# Task 1: Bulk RNA-seq data analysis
## Notebook 1: Functional Analysis


Comparative & Regulatory Genomics - [I0U29a] | Task 1 - Bulk RNA-seq data analysis | Antoine Ruzette <b> r0829308 </b> | 19.12.2021

Based on the Functional Analysis jupyter notebook from Prof. Stein Aerts. 

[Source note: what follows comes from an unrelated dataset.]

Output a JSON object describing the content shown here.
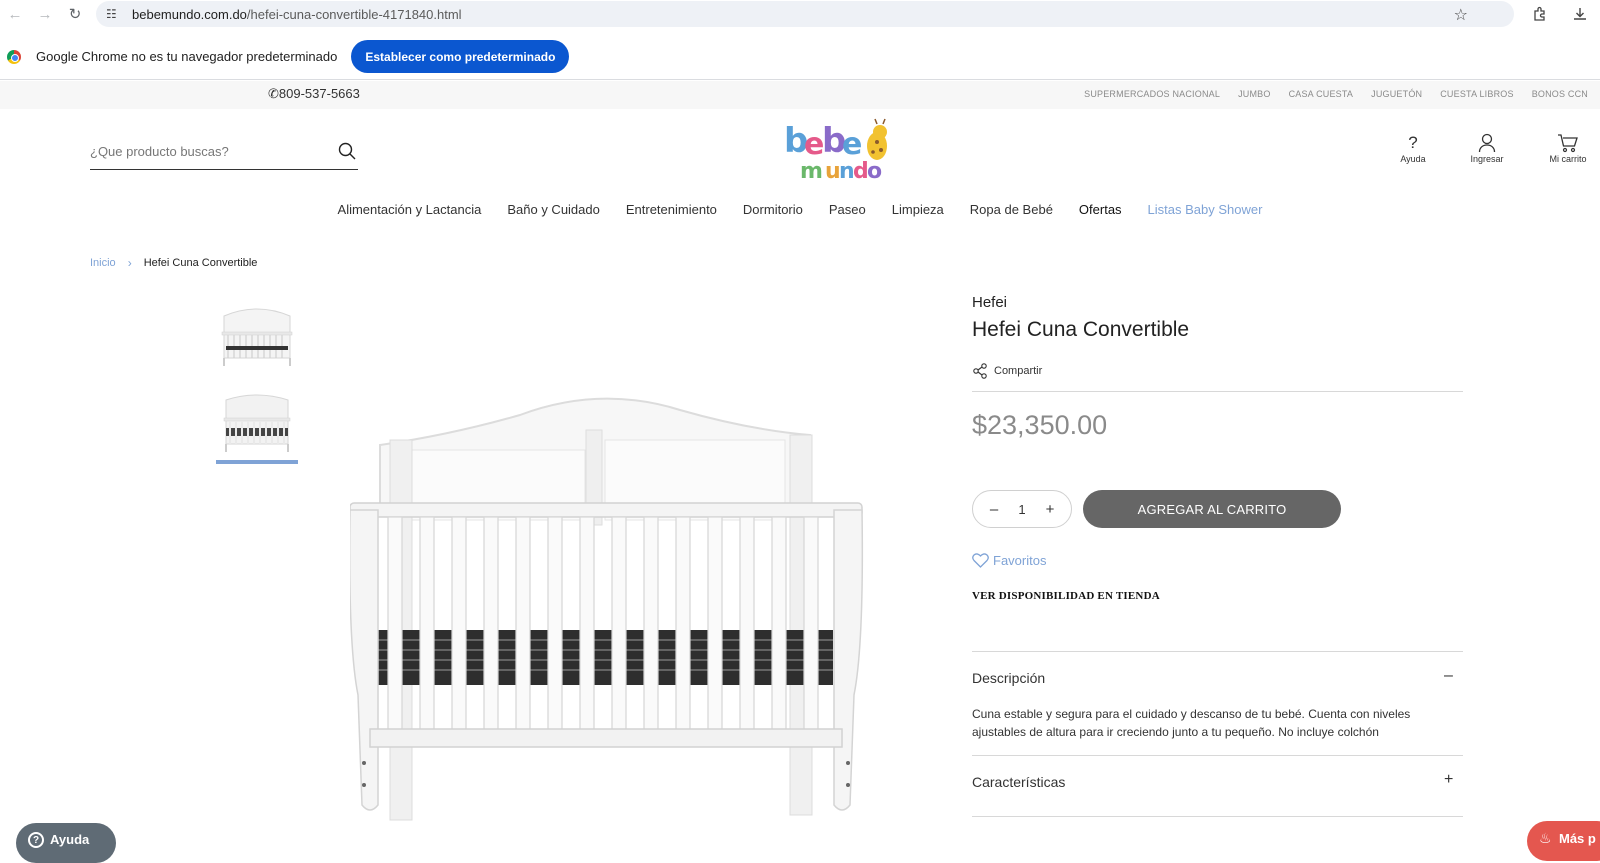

In this session we will analyze the differentially expressed genes found by DESeq2 on the bulk RNA-seq data, for the MD1 treatment case study. Two replicates of Control RNA-seq samples were compared with 2 replicates of Treated (MB1) RNA-seq samples. 


In [1]:
cd /mnt/storage/$USER/jupyternotebooks/Assignment

In [2]:
head deseq.results.tsv #after adding the gene header

Gene	baseMean	log2FoldChange	lfcSE	stat	pvalue	padj
TRIB3	36600.4315336803	2.48543044630668	0.0779717448011289	31.8760398737505	5.73672780705973e-223	8.85291835185458e-219
KLHL24	4847.29869700644	3.36267305287895	0.108147118045263	31.0935058988031	2.94810669591521e-212	2.27475912656818e-208
ERN1	4078.53023433434	3.19018707375091	0.111268272060618	28.6711298258763	8.74222058199542e-181	4.49699826737844e-177
PRDX1	12871.2138298292	-2.29527402989532	0.0873532569253344	-26.275769338025	3.62924718207223e-152	1.40016356284347e-148
LDHA	29688.6605252198	-2.04844635849026	0.0803278966631278	-25.5010580829828	1.91869151240064e-143	5.92184948387334e-140
HSP90AA1	77235.8493647543	-1.82642127714815	0.0769458400434572	-23.7364524984928	1.51648105474126e-124	3.90038927279452e-121
SLC29A1	3476.07909094131	-2.73231668984512	0.115908350591616	-23.5730788670437	7.28090068861297e-123	1.60512656323822e-119
UNG	3345.62774657242	-2.58162562513548	0.110905024128664	-23.2778059012049	7.44065274596934e-120	1.4

In [82]:
head -1 deseq.results.tsv
grep -n SESN2 deseq.results.tsv
grep -n SESN3 deseq.results.tsv
grep -n RNF152 deseq.results.tsv
grep -n FNIP1 deseq.results.tsv
grep -n RRAGD deseq.results.tsv

Gene	baseMean	log2FoldChange	lfcSE	stat	pvalue	padj
569:SESN2	3300.76375790605	1.17287236809096	0.12848621513228	9.12839067508883	6.95250818634885e-20	1.88892792837562e-18
3716:SESN3	17.0386956857199	4.95373737025232	1.47874658384575	3.34995693269446	0.000808241260002863	0.00335741026227838
2081:RNF152	194.119883775655	2.10086818272997	0.413289928450142	5.08327940777152	3.70973364127672e-07	2.75233699770108e-06
516:FNIP1	1930.33007204913	1.24242266804123	0.13127196415632	9.46449362608557	2.94986835668341e-21	8.83929485055113e-20
1283:RRAGD	1456.7014491063	0.983690212197364	0.149981743183038	6.55873302523804	5.42668562486674e-11	6.53234107355254e-10


Some of the target genes are strongly up-regulated (logFC > 2, SESN3 and RNF152) and all of them have a p.adj << 0.05. 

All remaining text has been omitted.